Gartner forecasts overall IT spending to decline 3.7 percent in 2009. Spending on IT hardware, including client computing (PCs), servers, storage and printing systems will bear the brunt of budget cuts with spending expected to decline 14.9 percent. Gartner forecasts overall IT spending to rebound with 2.4 percent growth in 2010, although IT hardware spending will continue to lag next year, growing just 0.8 percent.
Despite the bleak outlook, Johnson said that there are some brighter spots for the segment with certain applications getting increased spending and some countries and industries reporting more-optimistic plans. He said that more client computing projects will be postponed or reduced in 2009 than will be eliminated, and technology and service providers should ensure that they are ready for the recovery, when and where it happens.
The survey pinpointed some important differences in how companies in different countries are maintaining, delaying, reducing or canceling many ongoing client computing projects. Although 48 percent of all respondents indicated some of their PC projects would be deployed as planned in 2009, respondents in China (85 percent) and India (64 percent) were more optimistic and expected most of their projects to be deployed as planned. In contrast, only 29 percent of U.S. and 18 percent of French companies planned to continue their client computing projects as originally planned.

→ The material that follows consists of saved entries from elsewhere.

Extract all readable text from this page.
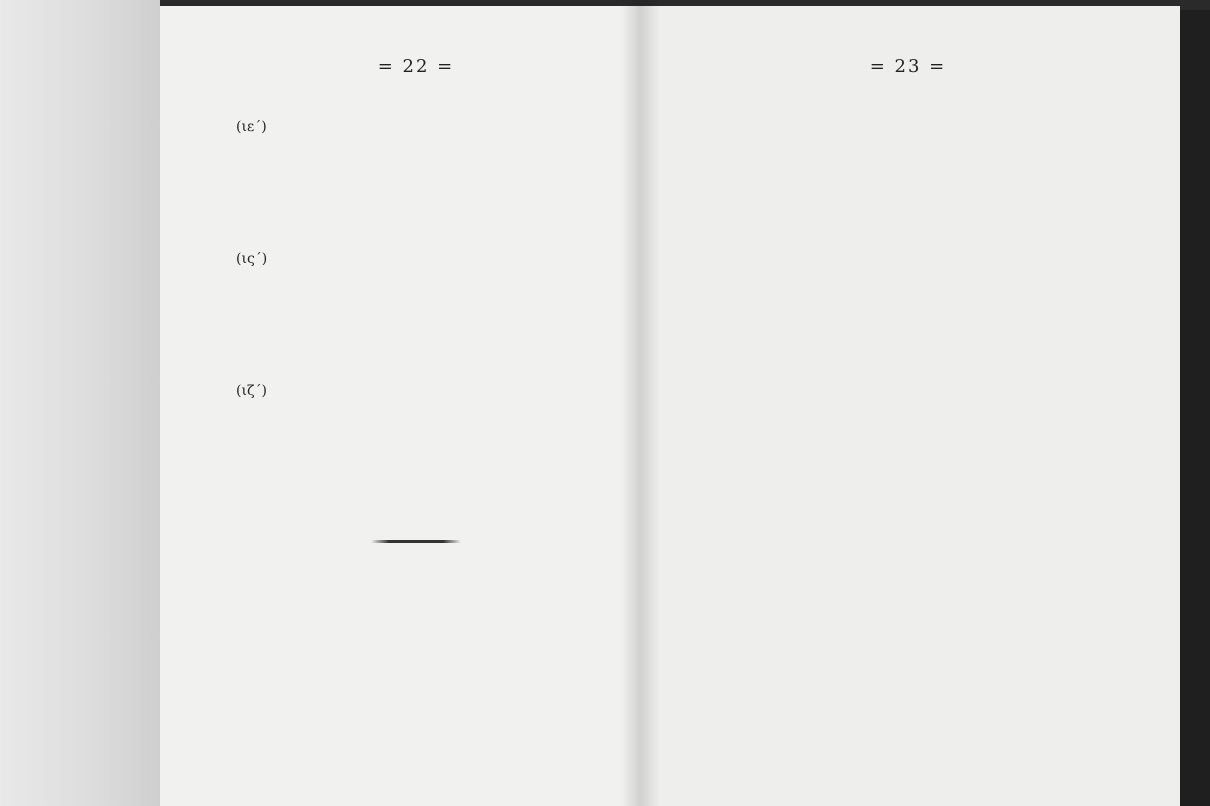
= 22 =
(ιε΄)
(ις΄)
(ιζ΄)
= 23 =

Significant vertical market variations were also revealed by the survey which found that the industries most on track with their client computing plans were insurance, media and consumer business services. Companies involved with telecommunications, wholesale, and agriculture, mining and construction are most likely to be planning to reduce spending. Postponements are more likely in retail, utilities and wholesale companies, and project cancellations were above average in discrete manufacturing. Only one out of 45 respondents in the financial services industry indicated PC purchase plans were cancelled, and in this sector, reduced, postponed, and as-planned responses came in near the averages.